Гроза

Иоланта Сержантова
   Бледные, некогда горячие живые пальцы оплывшей свечи, сжимали край подсвечника заодно со скатертью, на которой стоял он с сумерек до полуночи.
В этом доме свечи зажигали просто так, и если они были нужны. К примеру, когда сам по себе внезапно тух свет или собиралась гроза, во время которой выключали из розеток всё-всё, да сидели, упираясь коленями в полочку под столешницей, напряжённо ожидая: быть или не быть пронзёнными надломленным копьём молнии. Особенно переживали за телефонную линию. Чёрный аппарат, надёжно связанный с круглой розеткой толстым шнуром, было невозможно насильно избавить ни от коротких гудков, ни от длинных, а уж разговаривать по телефону в грозу - это казалось чистым безумием. Поэтому, если телефон вдруг принимался звонить, все с гневным напряжением глядели в его сторону, уповая на то, что он замолчит вскоре сам. В крайнем случае, когда трели становились особо долгими и назойливыми, к аппарату подходила бабушка:
- Кто говорит? Перезвоните завтра, у нас гроза! - И тут же возвращала трубку на рычаг.

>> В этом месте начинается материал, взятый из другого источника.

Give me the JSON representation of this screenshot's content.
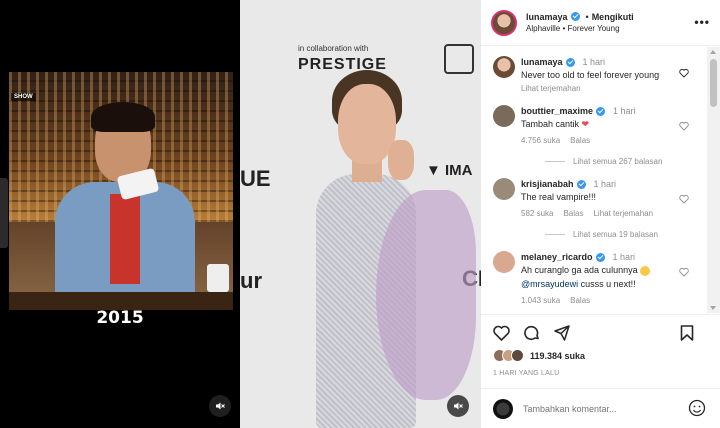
{
  "media": {
    "left_clip": {
      "badge": "SHOW",
      "year": "2015"
    },
    "right_clip": {
      "backdrop_collab": "in collaboration with",
      "backdrop_brand": "PRESTIGE",
      "backdrop_vima": "IMA",
      "backdrop_ue": "UE",
      "backdrop_ur": "ur",
      "backdrop_cl": "CL"
    }
  },
  "header": {
    "username": "lunamaya",
    "follow_status": "Mengikuti",
    "subtitle": "Alphaville • Forever Young",
    "more_icon": "ellipsis-icon"
  },
  "comments": [
    {
      "user": "lunamaya",
      "verified": true,
      "time": "1 hari",
      "text": "Never too old to feel forever young",
      "meta": [
        "Lihat terjemahan"
      ],
      "avatar_color": "#e8c2a8"
    },
    {
      "user": "bouttier_maxime",
      "verified": true,
      "time": "1 hari",
      "text": "Tambah cantik",
      "meta": [
        "4.756 suka",
        "Balas"
      ],
      "replies": "Lihat semua 267 balasan",
      "avatar_color": "#7a6a5a"
    },
    {
      "user": "krisjianabah",
      "verified": true,
      "time": "1 hari",
      "text": "The real vampire!!!",
      "meta": [
        "582 suka",
        "Balas",
        "Lihat terjemahan"
      ],
      "replies": "Lihat semua 19 balasan",
      "avatar_color": "#9a8a7a"
    },
    {
      "user": "melaney_ricardo",
      "verified": true,
      "time": "1 hari",
      "text": "Ah curanglo ga ada culunnya",
      "mention": "@mrsayudewi",
      "text_after": " cusss u next!!",
      "meta": [
        "1.043 suka",
        "Balas"
      ],
      "avatar_color": "#d8a890"
    }
  ],
  "actions": {
    "likes": "119.384 suka",
    "posted": "1 HARI YANG LALU",
    "add_placeholder": "Tambahkan komentar..."
  },
  "colors": {
    "verified": "#3897f0",
    "muted": "#8e8e8e",
    "story_ring": "#d8326e",
    "heart_red": "#ed4956"
  }
}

   Дребезжание распахнутой ветром, случайно незапертой форточки, также приводило обитателей квартиры в ужас, ибо  каждому было хорошо известно, что шаровая молния является без приглашения даже через закрытое окно, а уж в открытое... Испуганно глядя друг на друга, ротозеи никак не могли договориться, кому устранять допущенную оплошность, и бабушке, не дождавшись ни от кого помощи, приходилось самой взбираться на табурет, чтобы запереть форточку на маленький, измазанный масляной краской крючок.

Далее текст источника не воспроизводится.